Does expected utility maximization destroy complex values?
An expected utility maximizer does calculate the expected utility of various outcomes of alternative actions. It is precommited to choosing the outcome with the largest expected utility. Consequently it is choosing the action that yields the largest expected utility.
But one unit of utility is not discriminable from another unit of utility. All a utility maximizer can do is to maximize expected utility. What if it turns out that one of its complex values can be much more effectively realized and optimized than its other values, i.e. has the best cost-value ratio? That value might turn out to outweigh all other values.
How can this be countered? One possibility seems to be changing one's utility function and reassign utility in such a way as to outweigh that effect. But this will lead to inconsistency. Another way is to discount the value that threatens to outweigh all others. Which will again lead to inconsistency.

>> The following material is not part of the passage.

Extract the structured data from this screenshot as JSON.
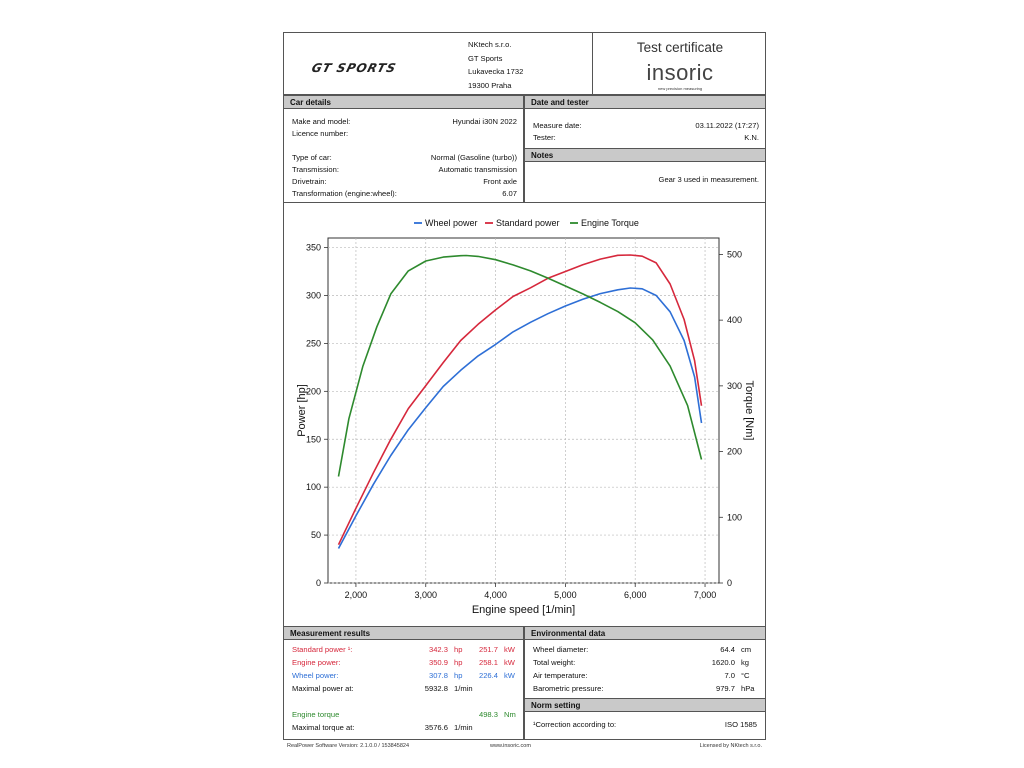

This seems to suggest that subscribing to expected utility maximization means that 1.) you swap your complex values for a certain terminal goal with the highest expected utility 2.) your decision-making is eventually dominated by a narrow set of values that are the easiest to realize and promise the most utility.
Can someone please explain how I am wrong or point me to some digestible explanation? Likewise I would be pleased if someone could tell me what mathematical background is required to understand expected utility maximization formally.
Thank you!
Yes but one has to be very careful. For humans scope-insensitivity usually occurs at ranges where the goods are still fungible. In the studies that Eliezer presents in that post, the issue is slightly different; here there are so many copies of a good X that adding or removing, say, 1000 of them does not affect the value of a single copy of X.
For instance, there are probably billions of birds in existence; if we would pay $80 to save 2000 birds when there are 1,000,000,000 of them, then we would probably also pay $80 to save 2000 birds when there are 999,998,000 of them. Repeating this argument a few times would mean that we should be willing to pay $800 to save 20000 birds, as opposed to the still $80 reported in the survey.
(For this argument to work entirely, we have to also argue that $800 is a small portion of a person's total wealth, which is true in most first world countries.)